Lavinius wrote:You just don't seem to get it.
I'm asking for more in-depth answers than the obvious...
*Waits for Bagheera*
Hmmm. Others are right in that she seeks Kaji as a means of securing her identity as an adult in her mind, but of course that in itself is a means to an end rather than an end in and of itself. What she really wants is security. She was discarded by her mother before she died, and betrayed by her father at an early age; that triggered in her a quest for independence and a relentless desire to become recognized as an adult -- if she's an adult she'll be accepted and valued, and she will no longer have to worry about being victimized and abandoned.
Kaji is "safe". She knows he'll never take her up on her offers, but she also knows (or thinks) he takes her seriously. She talks about being ready for kissing and "other stuff" but of course she's not -- what she really wants from him is for him to help her project an image of maturity and sophistication, so that others will see the person she wants to be and help her become that person. "If one does as God does enough times, one becomes as God is." Same idea here. This is also why she rejects her peers -- in her mind they're children, and thus useless to her. She needs an adult because he'll be able to protect her and give her the stability she craves. Never mind the fact that the adults around her are just as lost and broken as she is, of course . . .

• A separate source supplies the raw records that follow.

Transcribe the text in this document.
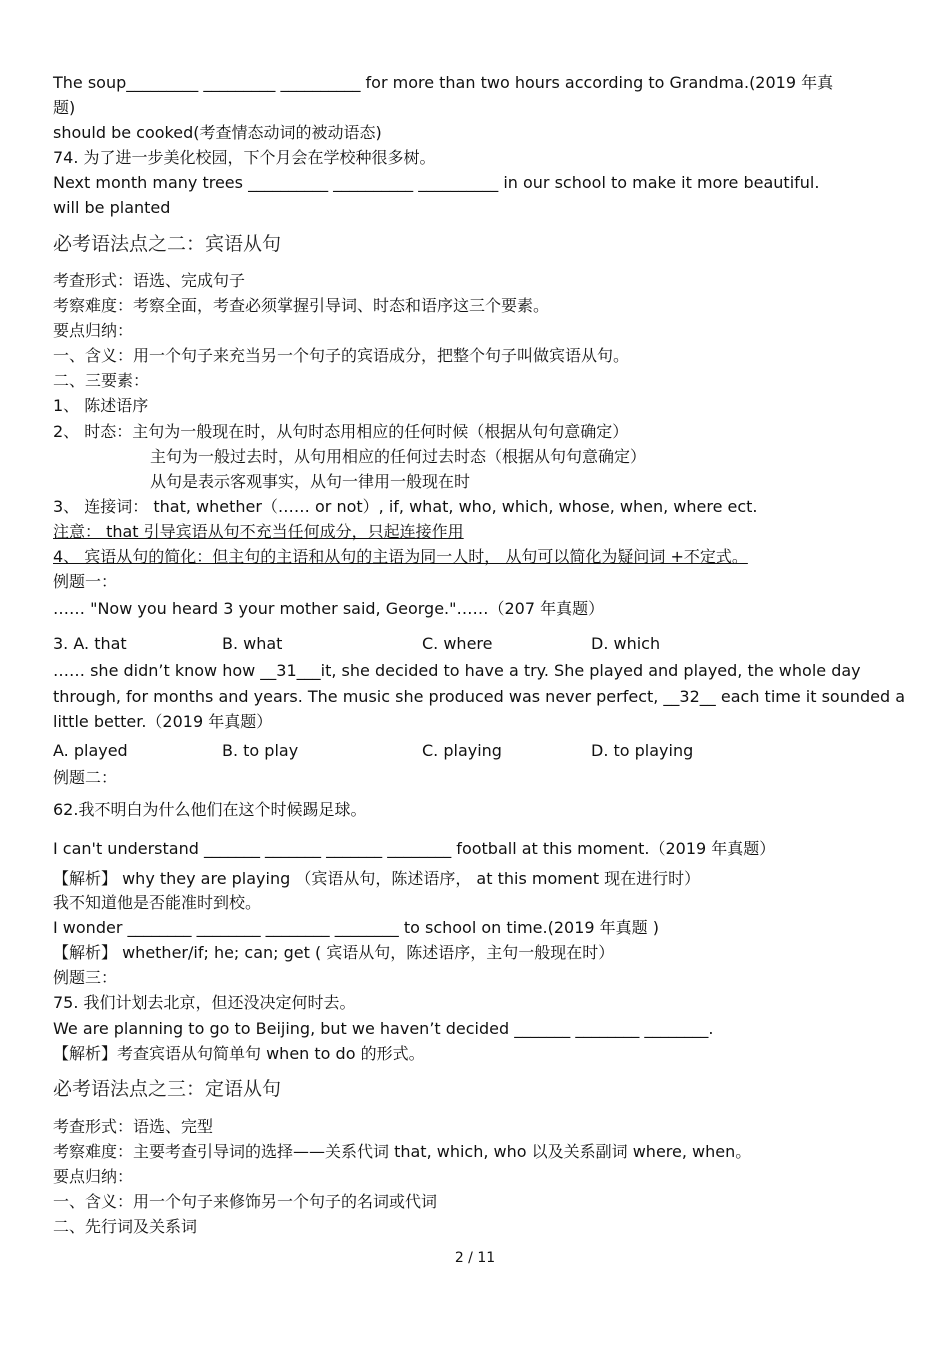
The soup_________ _________ __________ for more than two hours according to Grandma.(2019 年真
题)
should be cooked(考查情态动词的被动语态)
74. 为了进一步美化校园，下个月会在学校种很多树。
Next month many trees __________ __________ __________ in our school to make it more beautiful.
will be planted
必考语法点之二：宾语从句
考查形式：语选、完成句子
考察难度：考察全面，考查必须掌握引导词、时态和语序这三个要素。
要点归纳：
一、含义：用一个句子来充当另一个句子的宾语成分，把整个句子叫做宾语从句。
二、三要素：
1、 陈述语序
2、 时态：主句为一般现在时，从句时态用相应的任何时候（根据从句句意确定）
主句为一般过去时，从句用相应的任何过去时态（根据从句句意确定）
从句是表示客观事实，从句一律用一般现在时
3、 连接词： that, whether（…… or not）, if, what, who, which, whose, when, where ect.
注意： that 引导宾语从句不充当任何成分，只起连接作用
4、 宾语从句的简化：但主句的主语和从句的主语为同一人时， 从句可以简化为疑问词 +不定式。
例题一：
…… "Now you heard 3 your mother said, George."……（207 年真题）
3. A. that	B. what	C. where	D. which
…… she didn’t know how __31___it, she decided to have a try. She played and played, the whole day
through, for months and years. The music she produced was never perfect, __32__ each time it sounded a
little better.（2019 年真题）
A. played	B. to play	C. playing	D. to playing
例题二：
62.我不明白为什么他们在这个时候踢足球。
I can't understand _______ _______ _______ ________ football at this moment.（2019 年真题）
【解析】 why they are playing （宾语从句，陈述语序， at this moment 现在进行时）
我不知道他是否能准时到校。
I wonder ________ ________ ________ ________ to school on time.(2019 年真题 )
【解析】 whether/if; he; can; get ( 宾语从句，陈述语序，主句一般现在时）
例题三：
75. 我们计划去北京，但还没决定何时去。
We are planning to go to Beijing, but we haven’t decided _______ ________ ________.
【解析】考查宾语从句简单句 when to do 的形式。
必考语法点之三：定语从句
考查形式：语选、完型
考察难度：主要考查引导词的选择——关系代词 that, which, who 以及关系副词 where, when。
要点归纳：
一、含义：用一个句子来修饰另一个句子的名词或代词
二、先行词及关系词
2 / 11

Her Eva piloting plays into this as well, and it's easy to see why Shinji's success is so terribly threatening to her during the descent arc -- if she's not the best she's afraid she'll be cast aside the same way she was as a child, and of course that's exactly what happens. Kaji's death affected her so strongly not because he was a lost love interest, but rather because he was the last one who could protect her against the adults who had no use for her. But that was never a role he agreed to play, and he never knew how to make her understand this without betraying her trust. So he just put her out of his mind and focused on playing spy, opting for abandonment over betrayal.
That's the short answer, at least as I see it. There's a lot to unpack there regarding matters of independence, what she wanted from Shinji, why she was looking to these two men for answers in this arena, how it relates to the show's central themes, and so on, but that's all ranging a bit beyond the scope of the thread.